И голос ее, когда она это сказала, стал похож не на шелест листьев, а на свист ветра в скалах.

Наш друг вряд ли, конечно, понял, что она имела в виду, но тон ее, видимо, несколько его охладил. Он не стал больше к ней приставать и повернулся ко мне:

– Ну а ты, Оррек? Каков твой дар?

– У меня тот же дар, что и у моих предков, – сказал я. – Дар нашего рода, рода Каспро, называется «разрушение связей». И я ничего не скажу тебе о нем, Эммон. Прости.

– Это ты должен простить мою бестактность, Оррек! – возразил Эммон немного удивленно, и голос его звучал так тепло и ласково, с такими мягкими интонациями, свойственными жителям Нижних Земель, что я сразу вспомнил мать, и глаза мои, скрытые ото всех под повязкой, налились слезами.

То ли Эммон, то ли Грай разожгли огонь в камине, и я почувствовал, как приятное тепло коснулось моих застывших ног. Мы устроились, как всегда, у большого камина в гостиной Каменного Дома Каспро и сидели на каменных скамьях, составлявших как бы одно целое с облицовкой камина. Вечер был холодный, какие часто бывают в конце января. Ветер в каминной трубе выл и ухал, точно там поселились гигантские совы. Женщины со своей пряжей тоже собрались у камина, но с противоположной его стороны, где было больше света. Порой они перебрасывались парой слов или негромко затягивали какую-то длинную заунывную песню, какие обычно поют за подобным занятием, а мы трое в своем уголке, у южной стены гостиной, продолжали беседу.

– Ну а каковы дары остальных жителей вашего края? – спросил неугомонный Эммон. – О них-то, надеюсь, тебе можно рассказать?

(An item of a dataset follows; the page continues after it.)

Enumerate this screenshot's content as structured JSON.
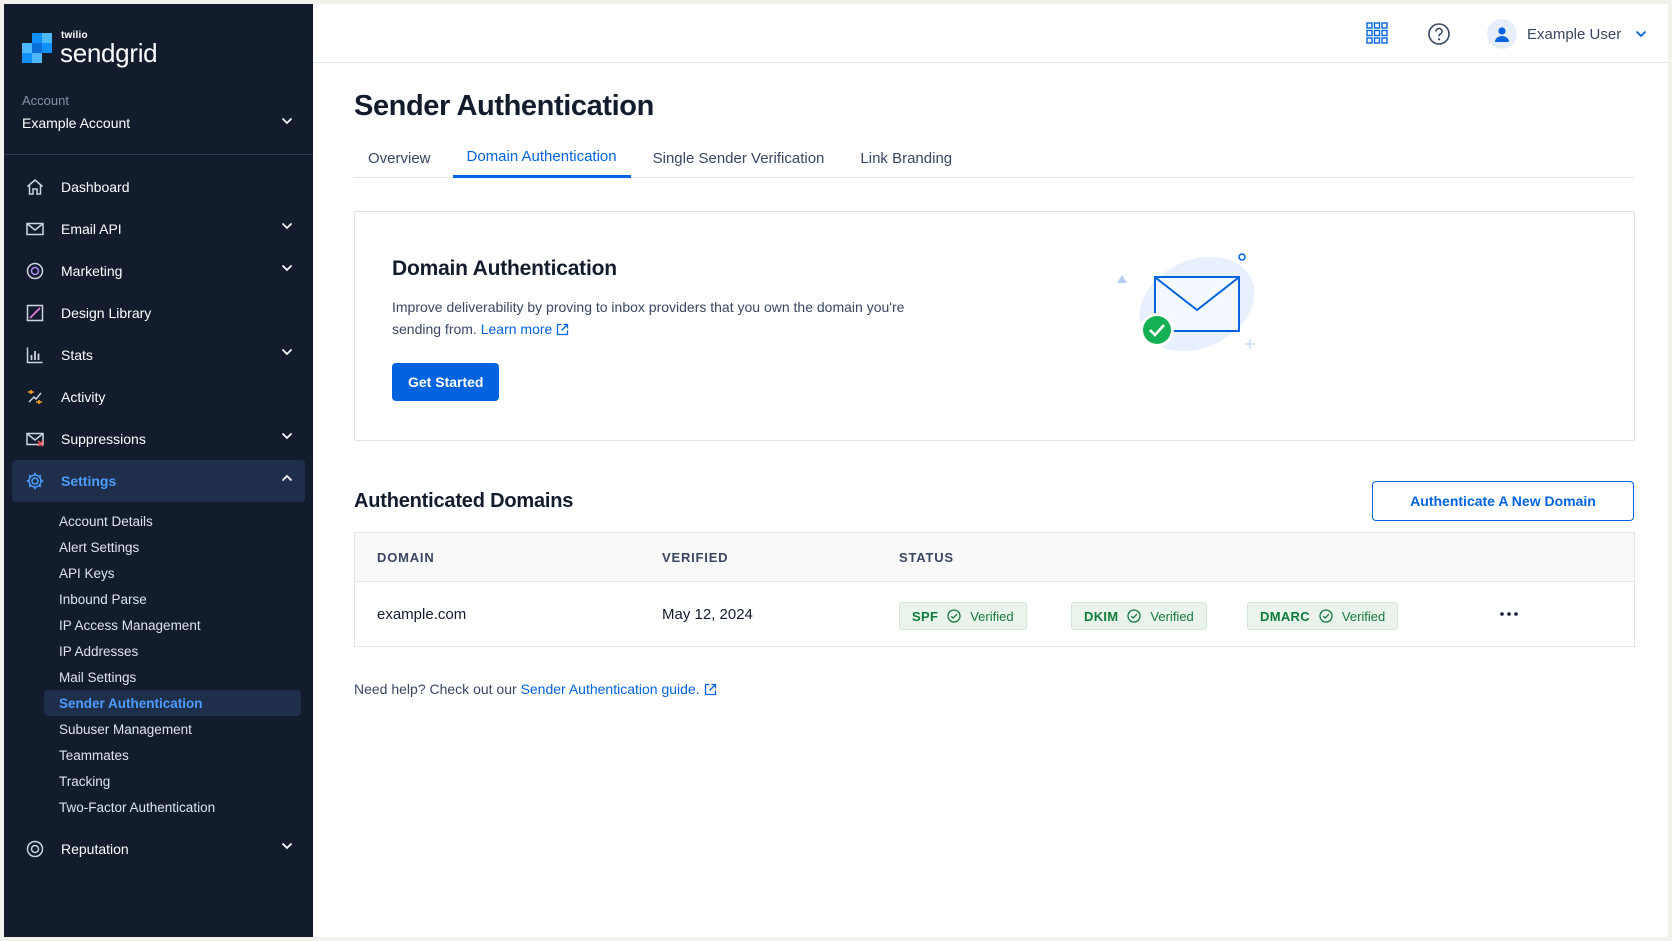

На что еще способны здешние бранторы, живущие в таких же каменных замках, как ваш? Или у них иные жилища? Какими силами или талантами владеют они? Из-за чего их следует опасаться?

В его словах мне всегда слышалось какое-то легкое недоверие, неизменно пробуждавшее во мне желание сразу же ему возразить.

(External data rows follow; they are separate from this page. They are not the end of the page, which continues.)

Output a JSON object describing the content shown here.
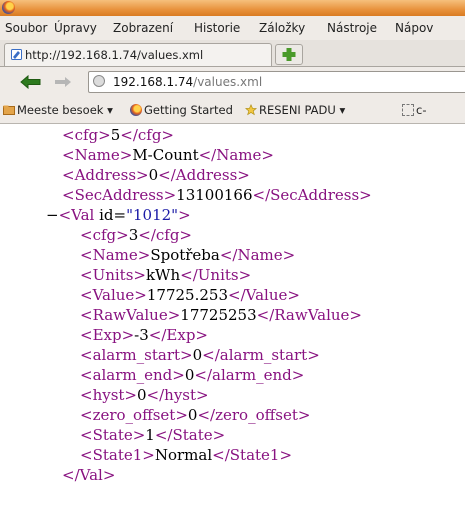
{
  "menu": {
    "items": [
      "Soubor",
      "Úpravy",
      "Zobrazení",
      "Historie",
      "Záložky",
      "Nástroje",
      "Nápov"
    ]
  },
  "tab": {
    "title": "http://192.168.1.74/values.xml"
  },
  "address": {
    "host": "192.168.1.74",
    "path": "/values.xml"
  },
  "bookmarks": {
    "items": [
      "Meeste besoek",
      "Getting Started",
      "RESENI PADU",
      "c-"
    ]
  },
  "xml": {
    "cfg_top": "5",
    "name_top": "M-Count",
    "address": "0",
    "secaddress": "13100166",
    "collapse_marker": "−",
    "val_id": "\"1012\"",
    "val": {
      "cfg": "3",
      "name": "Spotřeba",
      "units": "kWh",
      "value": "17725.253",
      "rawvalue": "17725253",
      "exp": "-3",
      "alarm_start": "0",
      "alarm_end": "0",
      "hyst": "0",
      "zero_offset": "0",
      "state": "1",
      "state1": "Normal"
    }
  },
  "colors": {
    "tag": "#881280",
    "attr_value": "#1a1aa6",
    "titlebar": "#e8923c"
  },
  "icons": [
    "firefox-logo-icon",
    "page-icon",
    "plus-icon",
    "back-arrow-icon",
    "forward-arrow-icon",
    "globe-icon",
    "folder-icon",
    "star-icon"
  ]
}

– Женщины рода Корде могут ослепить человека, – сказал я, – или сделать его глухим, или отнять у него речь.

– Ну это уж совсем никуда не годится! – возмутился Эммон. Мои слова явно произвели на него впечатление.

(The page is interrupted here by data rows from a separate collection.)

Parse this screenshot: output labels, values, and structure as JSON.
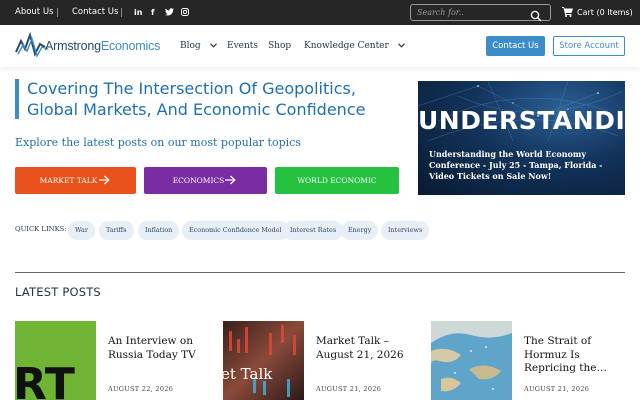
{
  "topbar": {
    "about": "About Us",
    "contact": "Contact Us",
    "social": [
      {
        "name": "linkedin-icon",
        "glyph": "in"
      },
      {
        "name": "facebook-icon",
        "glyph": "f"
      },
      {
        "name": "twitter-icon",
        "glyph": "t"
      },
      {
        "name": "instagram-icon",
        "glyph": "ig"
      }
    ],
    "search_placeholder": "Search for..",
    "cart_label": "Cart (0 Items)"
  },
  "header": {
    "logo_part1": "Armstrong",
    "logo_part2": "Economics",
    "nav": {
      "blog": "Blog",
      "events": "Events",
      "shop": "Shop",
      "knowledge": "Knowledge Center"
    },
    "contact_button": "Contact Us",
    "store_button": "Store Account"
  },
  "hero": {
    "title": "Covering The Intersection Of Geopolitics, Global Markets, And Economic Confidence",
    "subtitle": "Explore the latest posts on our most popular topics",
    "topics": [
      {
        "label": "MARKET TALK",
        "color": "#e8511a"
      },
      {
        "label": "ECONOMICS",
        "color": "#7a2ca3"
      },
      {
        "label": "WORLD ECONOMIC",
        "color": "#24c23e"
      }
    ],
    "quick_links_label": "QUICK LINKS:",
    "quick_links": [
      "War",
      "Tariffs",
      "Inflation",
      "Economic Confidence Model",
      "Interest Rates",
      "Energy",
      "Interviews"
    ]
  },
  "feature": {
    "heading": "UNDERSTANDING",
    "caption": "Understanding the World Economy Conference - July 25 - Tampa, Florida - Video Tickets on Sale Now!"
  },
  "latest": {
    "heading": "LATEST POSTS",
    "posts": [
      {
        "title": "An Interview on Russia Today TV",
        "date": "AUGUST 22, 2026",
        "thumb_text": "RT"
      },
      {
        "title": "Market Talk – August 21, 2026",
        "date": "AUGUST 21, 2026",
        "thumb_text": "et Talk"
      },
      {
        "title": "The Strait of Hormuz Is Repricing the…",
        "date": "AUGUST 21, 2026",
        "thumb_text": ""
      }
    ]
  },
  "colors": {
    "accent": "#3c8dc7",
    "title_blue": "#1f6fb0",
    "topbar": "#262626",
    "chip_bg": "#e8eef5"
  }
}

– Некоторые из мужчин рода Корде тоже обладают этим даром, – промолвила Грай.

– А твой отец, Грай, брантор Роддманта, обладает тем же даром, что и твоя мать?

– Семейство Родд владеет даром ножа, – сказала Грай.

– И что это означает?

– Они могут одним лишь взглядом послать нож человеку прямо в сердце, или перерезать ему горло, или изувечить его этим ножом до неузнаваемости. Лишь бы этот нож находился для них в пределах видимости.

– Клянусь именами всех сыновей Чорна! Вот это фокус! Ничего себе! Я рад, что свой дар ты унаследовала от матери!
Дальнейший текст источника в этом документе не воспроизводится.